Dengan demikian terorisme adalah kejahatan terhadap suatu Negara yang dapat
menimbulkan ketidakstabilitas Negara oleh karena itu kejahatan yang terorganisir ini
haruslah di tumpas dan dibasmi demi melindungi hak-hak warga Negara lain dan menjadikan
Negara menjadi stabil.
III. Kesimpulan

Tindakan yang dilakukan oleh militer Myanmar hanyalah untuk mempertahankan


kedaulatan nya sebagai Negara. Myanmar dengan alasan itu dapat menumpas pemberontakan
yang telah melakukan kejahatan dengan melanggar aturan hukum internasional juga yang
dimana tidak memenuhi unsur sebagai anggota pembebasan kemerdekaan dan hukum perang
yang telah dianut oleh semua subjek hukum internasional.

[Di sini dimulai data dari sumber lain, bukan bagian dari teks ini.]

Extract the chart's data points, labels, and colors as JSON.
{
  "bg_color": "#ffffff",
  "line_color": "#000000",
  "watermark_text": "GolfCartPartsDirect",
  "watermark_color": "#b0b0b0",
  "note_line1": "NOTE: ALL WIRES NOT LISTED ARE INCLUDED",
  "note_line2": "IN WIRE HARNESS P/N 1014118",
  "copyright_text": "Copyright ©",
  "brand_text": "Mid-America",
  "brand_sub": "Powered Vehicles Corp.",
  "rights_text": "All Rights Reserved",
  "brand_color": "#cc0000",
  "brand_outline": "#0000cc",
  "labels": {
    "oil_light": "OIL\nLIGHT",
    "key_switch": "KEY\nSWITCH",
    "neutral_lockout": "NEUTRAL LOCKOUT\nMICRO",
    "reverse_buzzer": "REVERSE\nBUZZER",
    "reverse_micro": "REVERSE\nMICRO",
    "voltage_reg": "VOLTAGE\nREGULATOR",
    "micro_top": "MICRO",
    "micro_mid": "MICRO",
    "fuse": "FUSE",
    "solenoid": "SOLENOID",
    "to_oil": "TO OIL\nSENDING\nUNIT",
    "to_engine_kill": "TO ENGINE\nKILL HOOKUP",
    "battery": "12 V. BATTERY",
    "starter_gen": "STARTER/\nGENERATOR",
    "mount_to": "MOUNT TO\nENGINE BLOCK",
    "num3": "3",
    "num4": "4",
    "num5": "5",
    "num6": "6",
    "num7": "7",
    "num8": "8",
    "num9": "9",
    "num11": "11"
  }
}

Yang dilakukan Myanmar
sudahlah tepat karena yang dilakukan oleh pemberontak rohangiya ini menjadikan warga
sipil rohangiya sebagai tameng agar militer Myanmar tidak melakukan operasi pembersihan
di daerah tersebut. Pemerintah Myanmar telah meminimalisir korban sipil tapi karena sikap
yang ditunjukan pemberontak Myanmar ini yaitu tentara Arakan tidaklah sesuai dengan
hukum perang dan menyebabkan terjadinya banyak korban dari warga sipil yang tidak dapat
dihindari. Oleh karena itu sikap yang dikeluarkan Myanmar untuk menumpas segala
tindakana inkonstitusi sudah lah tepat dan Mynamar dengan niat baik juga ingin etnis
Rohingya kembali ke Mynmar dengan pemeriksaan yang ketat agar tidak disusupi oleh
pemberontak tentara Arakan yang sudah termasuk tindakan terorisme.

Konflik ini terjadi bukanlah karena isu sara yang dihembuskan ke permukaan
internasional tapi dengan adanya data pemeriksaaan fakta lapangan PBB bahwasnya tindakan
Myanmar ini untuk mempertahankan kedaulatan nya sebagai Negara.

Kondisi politik yang dimana juga Myanmar berteman baik dengan China sebagai Negara
yang menganut ideology Komunis tidaklah disukai oleh Negara-negara yang berpaham
berlawanan seperti Amerika yang beridiologi liberalisme. Dengan adanya 2 sudut pandang
ini melahirkan lah konflik internasional yang dimana seharusnya konflik rohingya ini bukan
suatu pelanggaran hukum internasional atau tidak termasuk ke dalam ranah hukum
internasional. Dengan China mendukung Myanmar dengan tindakan represif agar Myanmar
mendapatkan kondisi yang stabil sedangkan Amerika Serikat memperkeruh dengan
mengeluarkan berita korban dari konflik ini yang mengatakan ini adalah pelanggaran HAM
dengan tidak berlandaskan data dan fakta.